In the past cars were better off road. Part of this is that they were lower price and therefore lower weight as they were built with less material and less luxury features. But it was also because roads tended to be much worse and you therefore needed a car that could handle some mud and snow and rough terrain. Most roads were just horse tracks with minor upgrades when the car came along. It was first in the 60s and 70s when the major highways were constructed that people actually had smooth roads to go on and would need highway cars. But there were still a lot of local roads that could not be traveled on with any car.

There’s a big difference between a dirt road and “off-road.” Dirt roads are leveled and cleared of rocks and can be maintained by being smoothed out to prevent ruts forming. The roads are often in a path that has natural good drainage, not necessarily the shortest route. The early development of the automobile actually coincided with the “Good Roads Movement” that tried to improve roads, often with better maintenance of dirt roads rather than with expensive paving.

The safe driving speed on a dirt road is lower. Cars also used to break down a lot more than they do now, and especially so on bad roads.

My bog standard, 2WD MPV is perfectly fine driving on a field, or down a crappy dirt track.

It can’t handle large rocks/bumps, very steep gradients, deep/very slippery mud e.t.c – and neither could these “old time” cars.

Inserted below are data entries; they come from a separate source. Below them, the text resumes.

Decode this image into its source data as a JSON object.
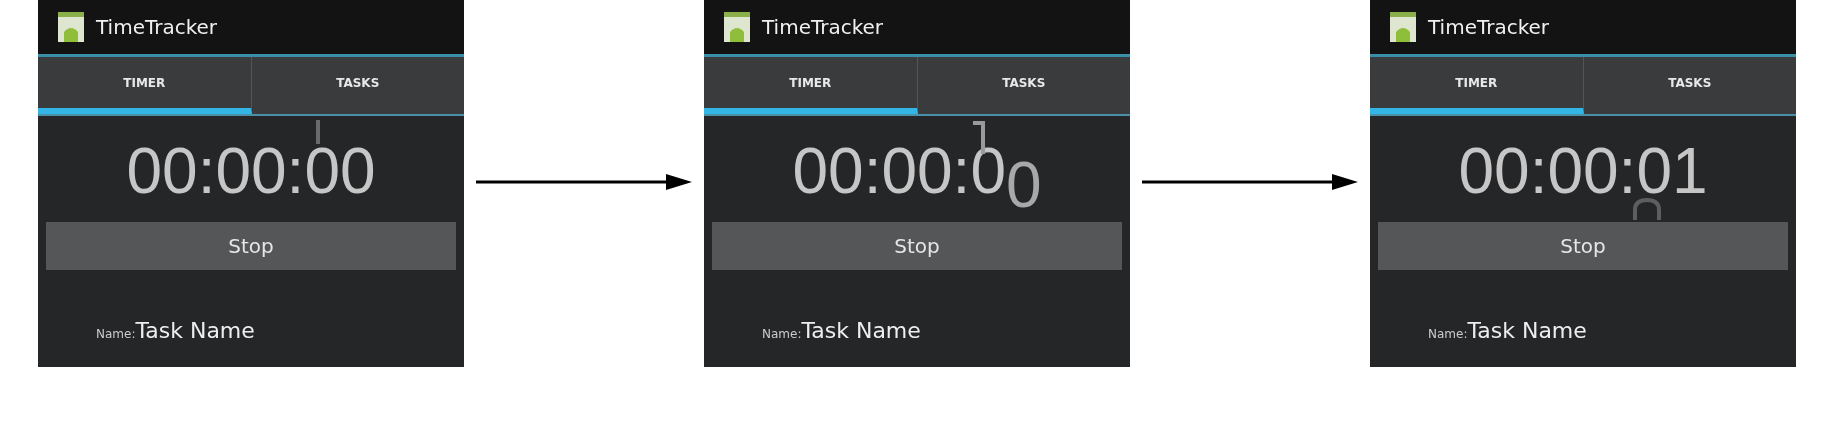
{
  "panels": [
    {
      "app_title": "TimeTracker",
      "tabs": [
        {
          "label": "TIMER",
          "selected": true
        },
        {
          "label": "TASKS",
          "selected": false
        }
      ],
      "timer": {
        "prefix": "00:00:0",
        "digit": "0",
        "kind": "start"
      },
      "button": "Stop",
      "name_label": "Name:",
      "name_value": "Task Name"
    },
    {
      "app_title": "TimeTracker",
      "tabs": [
        {
          "label": "TIMER",
          "selected": true
        },
        {
          "label": "TASKS",
          "selected": false
        }
      ],
      "timer": {
        "prefix": "00:00:0",
        "digit": "0",
        "kind": "mid"
      },
      "button": "Stop",
      "name_label": "Name:",
      "name_value": "Task Name"
    },
    {
      "app_title": "TimeTracker",
      "tabs": [
        {
          "label": "TIMER",
          "selected": true
        },
        {
          "label": "TASKS",
          "selected": false
        }
      ],
      "timer": {
        "prefix": "00:00:0",
        "digit": "1",
        "kind": "end"
      },
      "button": "Stop",
      "name_label": "Name:",
      "name_value": "Task Name"
    }
  ]
}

Dirt roads in the past were the only roads. Typically only inside towns and cities had cobblestone or hard paved road. Once you left the city, all you had was bare dirt, oiled dirt or gravel roads.

An experiment with the us army in 1919 trying to cross the country lead to the birth of the us interstate highway system and a paved network of roads from coast to coast.

Dirt or gravel roads aren’t a problem for normal cars, provided they are *graded* every few years, weather and traffic depending. The main limitation to cars is how flat the road surface is.

In general the speed of cars are limited on such roads because they deteriorate faster than asphalt or concrete. Therefore bumps, potholes, ponding, wash-outs, washboarding, flying gravel form much more quickly.

Grading involves using specialized dozer to clear high spots, then laying down additional gravel in-fill if needed, then rolling flat.

This always impressed and baffled me, too!!

I live in the Interior of Alaska and we have an awesome museum dedicated to the different vehicles and other means of conveyance that look more fragile than my 2004 AWD MommyMobile from the mid 1900s.

How did/were they able to successfully drive through terrain that mine can’t?